Barbie Chang can’t stop watching
the
Ellen Pao trial
while the rest of the world wonders
about
a plane crash in
the Alps helping Ellen Pao is not an
option
Barbie Chang
opted out but never really severed
ties
with the people in
the office she kept quiet because by
speaking
she would
become a victim something projected
upon
like the canvas (“BARBIE CHANG CAN’T STOP WATCHING”)
The
first thing that struck me about Southern California poet Victoria Chang’s
fourth full-length poetry collection, Barbie Chang (Copper Canyon Press, 2017) [see my review of her prior collection here], is how it is reminiscent, structurally,
of Toronto poet Shannon Bramer’s second collections, scarf (Exile Editions, 2001), both of which are accumulative character-studies
heavy on interiority, wrapped around a central image/character. Whereas the image
and story of a scarf provides Bramer’s character Vera her narrative
through-line, Victoria Chang writes her character and central figure “Barbie
Chang” as a “perpetual outsider,” writing her character’s feeling of disconnect
against the loaded cultural figure of “Barbie.” What makes the connection
stronger is in how Chang doesn’t need to present information any more than the
name itself, and her main character isn’t mentioned once without her full name:
“Barbie Chang.”
Chang
(Victoria, I mean) also adds the figure of “Mr. Darcy” as a side-character, referencing
the character of Fitzwilliam Darcy from Jane Austen’s novel Pride and Prejudice (1813), through
Barbie Chang’s “romantic misadventures with Mr.
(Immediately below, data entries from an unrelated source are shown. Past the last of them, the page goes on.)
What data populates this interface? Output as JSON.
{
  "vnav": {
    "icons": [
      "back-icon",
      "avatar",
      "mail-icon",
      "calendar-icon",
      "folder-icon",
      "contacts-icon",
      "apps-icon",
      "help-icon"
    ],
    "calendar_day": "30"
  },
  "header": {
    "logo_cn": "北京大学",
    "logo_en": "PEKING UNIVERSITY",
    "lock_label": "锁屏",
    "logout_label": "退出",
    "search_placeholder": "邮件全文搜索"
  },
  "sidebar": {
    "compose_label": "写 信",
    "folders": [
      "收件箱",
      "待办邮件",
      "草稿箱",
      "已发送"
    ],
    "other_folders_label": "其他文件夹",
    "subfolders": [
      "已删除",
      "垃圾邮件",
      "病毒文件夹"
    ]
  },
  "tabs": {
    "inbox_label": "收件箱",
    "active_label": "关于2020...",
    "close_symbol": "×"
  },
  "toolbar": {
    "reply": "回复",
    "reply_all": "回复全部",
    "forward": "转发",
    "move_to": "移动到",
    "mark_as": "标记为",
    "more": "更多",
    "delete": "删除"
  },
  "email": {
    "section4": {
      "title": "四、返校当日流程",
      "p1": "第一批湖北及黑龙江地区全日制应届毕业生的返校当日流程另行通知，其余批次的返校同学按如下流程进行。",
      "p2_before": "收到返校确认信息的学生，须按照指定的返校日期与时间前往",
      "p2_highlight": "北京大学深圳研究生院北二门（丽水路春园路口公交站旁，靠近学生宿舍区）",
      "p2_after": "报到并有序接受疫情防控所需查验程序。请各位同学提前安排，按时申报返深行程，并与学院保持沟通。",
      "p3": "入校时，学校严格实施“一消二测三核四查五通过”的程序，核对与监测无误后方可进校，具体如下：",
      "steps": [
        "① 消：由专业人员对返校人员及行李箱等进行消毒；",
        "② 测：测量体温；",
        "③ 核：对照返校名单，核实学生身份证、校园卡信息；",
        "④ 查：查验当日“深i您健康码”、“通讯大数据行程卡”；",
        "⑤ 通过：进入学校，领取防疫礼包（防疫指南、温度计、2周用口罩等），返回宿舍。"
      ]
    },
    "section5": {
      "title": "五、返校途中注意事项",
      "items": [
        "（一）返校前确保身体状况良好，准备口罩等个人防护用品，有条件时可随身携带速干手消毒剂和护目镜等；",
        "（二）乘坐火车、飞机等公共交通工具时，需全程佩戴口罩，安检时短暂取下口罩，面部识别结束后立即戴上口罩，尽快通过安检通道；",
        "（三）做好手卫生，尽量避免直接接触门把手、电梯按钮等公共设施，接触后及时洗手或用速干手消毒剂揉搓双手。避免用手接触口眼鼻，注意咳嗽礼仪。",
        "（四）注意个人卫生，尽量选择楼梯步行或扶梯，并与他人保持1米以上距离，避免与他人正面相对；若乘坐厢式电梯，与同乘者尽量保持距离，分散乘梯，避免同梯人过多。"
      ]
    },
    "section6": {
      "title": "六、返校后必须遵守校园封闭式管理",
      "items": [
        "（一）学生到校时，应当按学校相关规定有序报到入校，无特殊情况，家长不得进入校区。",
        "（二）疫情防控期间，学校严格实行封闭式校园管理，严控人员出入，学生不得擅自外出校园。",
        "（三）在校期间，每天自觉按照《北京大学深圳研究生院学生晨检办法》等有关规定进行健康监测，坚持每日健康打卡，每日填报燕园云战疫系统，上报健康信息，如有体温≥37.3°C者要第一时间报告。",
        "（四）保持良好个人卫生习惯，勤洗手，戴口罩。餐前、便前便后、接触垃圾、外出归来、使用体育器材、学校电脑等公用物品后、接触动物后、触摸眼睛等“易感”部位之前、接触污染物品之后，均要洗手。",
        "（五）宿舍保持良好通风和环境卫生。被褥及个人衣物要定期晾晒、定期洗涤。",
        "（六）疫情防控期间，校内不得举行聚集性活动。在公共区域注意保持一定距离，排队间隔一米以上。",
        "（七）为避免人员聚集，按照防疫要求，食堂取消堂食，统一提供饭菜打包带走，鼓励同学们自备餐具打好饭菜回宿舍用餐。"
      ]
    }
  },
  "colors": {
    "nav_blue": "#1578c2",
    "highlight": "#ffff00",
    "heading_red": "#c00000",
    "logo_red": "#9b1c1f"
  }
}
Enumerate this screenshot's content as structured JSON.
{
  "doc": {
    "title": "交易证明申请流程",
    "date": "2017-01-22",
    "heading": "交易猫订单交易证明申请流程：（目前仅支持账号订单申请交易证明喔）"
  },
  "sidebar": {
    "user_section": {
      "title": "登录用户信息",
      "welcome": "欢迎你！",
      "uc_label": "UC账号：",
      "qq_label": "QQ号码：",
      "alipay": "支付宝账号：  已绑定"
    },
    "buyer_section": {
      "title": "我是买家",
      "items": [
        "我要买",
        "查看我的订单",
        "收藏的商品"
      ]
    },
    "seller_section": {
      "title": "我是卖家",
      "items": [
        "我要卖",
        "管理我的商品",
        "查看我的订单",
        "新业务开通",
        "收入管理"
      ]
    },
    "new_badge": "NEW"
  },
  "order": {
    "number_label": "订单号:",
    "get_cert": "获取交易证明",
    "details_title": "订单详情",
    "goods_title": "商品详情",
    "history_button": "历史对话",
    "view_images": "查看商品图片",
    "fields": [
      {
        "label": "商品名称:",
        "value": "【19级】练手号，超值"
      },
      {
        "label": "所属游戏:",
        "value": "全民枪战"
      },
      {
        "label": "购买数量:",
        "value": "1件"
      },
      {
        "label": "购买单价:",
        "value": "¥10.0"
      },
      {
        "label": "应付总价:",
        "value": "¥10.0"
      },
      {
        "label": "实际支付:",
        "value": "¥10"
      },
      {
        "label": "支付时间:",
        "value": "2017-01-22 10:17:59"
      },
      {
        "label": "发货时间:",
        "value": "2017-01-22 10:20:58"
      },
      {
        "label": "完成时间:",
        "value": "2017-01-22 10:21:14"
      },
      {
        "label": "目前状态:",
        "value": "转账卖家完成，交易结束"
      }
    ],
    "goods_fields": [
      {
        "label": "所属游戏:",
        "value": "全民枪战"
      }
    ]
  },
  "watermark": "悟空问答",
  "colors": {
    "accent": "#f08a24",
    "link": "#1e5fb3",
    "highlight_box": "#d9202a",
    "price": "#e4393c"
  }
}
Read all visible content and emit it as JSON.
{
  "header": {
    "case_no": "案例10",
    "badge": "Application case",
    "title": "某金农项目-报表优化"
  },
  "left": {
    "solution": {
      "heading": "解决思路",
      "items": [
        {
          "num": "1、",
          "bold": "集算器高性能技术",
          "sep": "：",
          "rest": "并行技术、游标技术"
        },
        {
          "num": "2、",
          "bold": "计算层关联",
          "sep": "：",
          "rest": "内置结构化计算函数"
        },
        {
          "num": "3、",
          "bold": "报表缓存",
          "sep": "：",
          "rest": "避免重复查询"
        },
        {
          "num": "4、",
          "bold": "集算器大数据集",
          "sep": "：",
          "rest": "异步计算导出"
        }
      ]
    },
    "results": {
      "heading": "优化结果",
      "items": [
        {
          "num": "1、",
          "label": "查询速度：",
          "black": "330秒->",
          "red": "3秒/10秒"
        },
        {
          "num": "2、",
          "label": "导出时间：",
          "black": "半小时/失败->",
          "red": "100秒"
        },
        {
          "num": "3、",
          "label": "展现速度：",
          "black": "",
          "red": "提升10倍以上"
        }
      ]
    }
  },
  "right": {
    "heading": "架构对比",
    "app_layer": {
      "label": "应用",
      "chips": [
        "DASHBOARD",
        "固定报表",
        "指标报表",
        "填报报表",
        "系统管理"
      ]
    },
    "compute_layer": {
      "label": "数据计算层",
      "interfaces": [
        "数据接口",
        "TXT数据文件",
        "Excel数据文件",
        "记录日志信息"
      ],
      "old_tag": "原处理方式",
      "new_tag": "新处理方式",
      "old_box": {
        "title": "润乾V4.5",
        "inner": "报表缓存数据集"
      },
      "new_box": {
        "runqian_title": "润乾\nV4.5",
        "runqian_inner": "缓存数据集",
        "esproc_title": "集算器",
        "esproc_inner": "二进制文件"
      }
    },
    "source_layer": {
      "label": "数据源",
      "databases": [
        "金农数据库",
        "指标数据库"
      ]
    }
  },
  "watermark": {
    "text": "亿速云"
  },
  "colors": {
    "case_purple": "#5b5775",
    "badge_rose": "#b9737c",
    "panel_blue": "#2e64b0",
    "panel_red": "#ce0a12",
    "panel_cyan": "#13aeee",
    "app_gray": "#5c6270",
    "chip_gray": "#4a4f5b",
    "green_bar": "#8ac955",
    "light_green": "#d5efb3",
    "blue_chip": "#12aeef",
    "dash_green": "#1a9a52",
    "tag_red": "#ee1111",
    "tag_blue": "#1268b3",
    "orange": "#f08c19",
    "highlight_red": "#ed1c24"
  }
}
Darcy,” as she writes, to open
the poem “MR. DARCY LEANS”:
Mr. Darcy leans into Barbie Chang again
weans her from his lean
then leans again his face doesn’t reach
her
face but she can feel
its heat soldering her to him his shoulder
lacks flesh but she still
wishes for it when he says cheese she
shows her teeth and
wonders when she will believe in the
idea of which space again
Barbie Chang is a hefty and
complicated character study, as we watch Chang’s (Victoria, I mean) protagonist
deal with parental health issues, heartbreak, racism and anxiety while attempting to maneuver
the potential minefield of social engagement, as she writes to open the poem “BARBIE
CHANG GOT HER HAIR DONE”:
Barbie Chang got her hair done for
the
school auction
she was afraid sick of the Circle since
she
heard of their
shopping for matching dresses so out
of
the nest she flew
into the auction thinking she could
outmaneuver
her
loneliness thinking she could overcome
being
classified thinking
I
find her rhythms of her poems fascinating, wondering how her lines are meant to
be heard or read, with the jagged, staggered meanings and collision of phrase. I
find the rhythms jarring, but am fascinated by how they are meant to sound, and
meant to flow, reading instead a kind of uneven ground meant to keep the reader
slightly unsettled. The effect requires a slowness, but aloud would be quite different
to hear at higher speeds. How am I to read these? How does she, I wonder?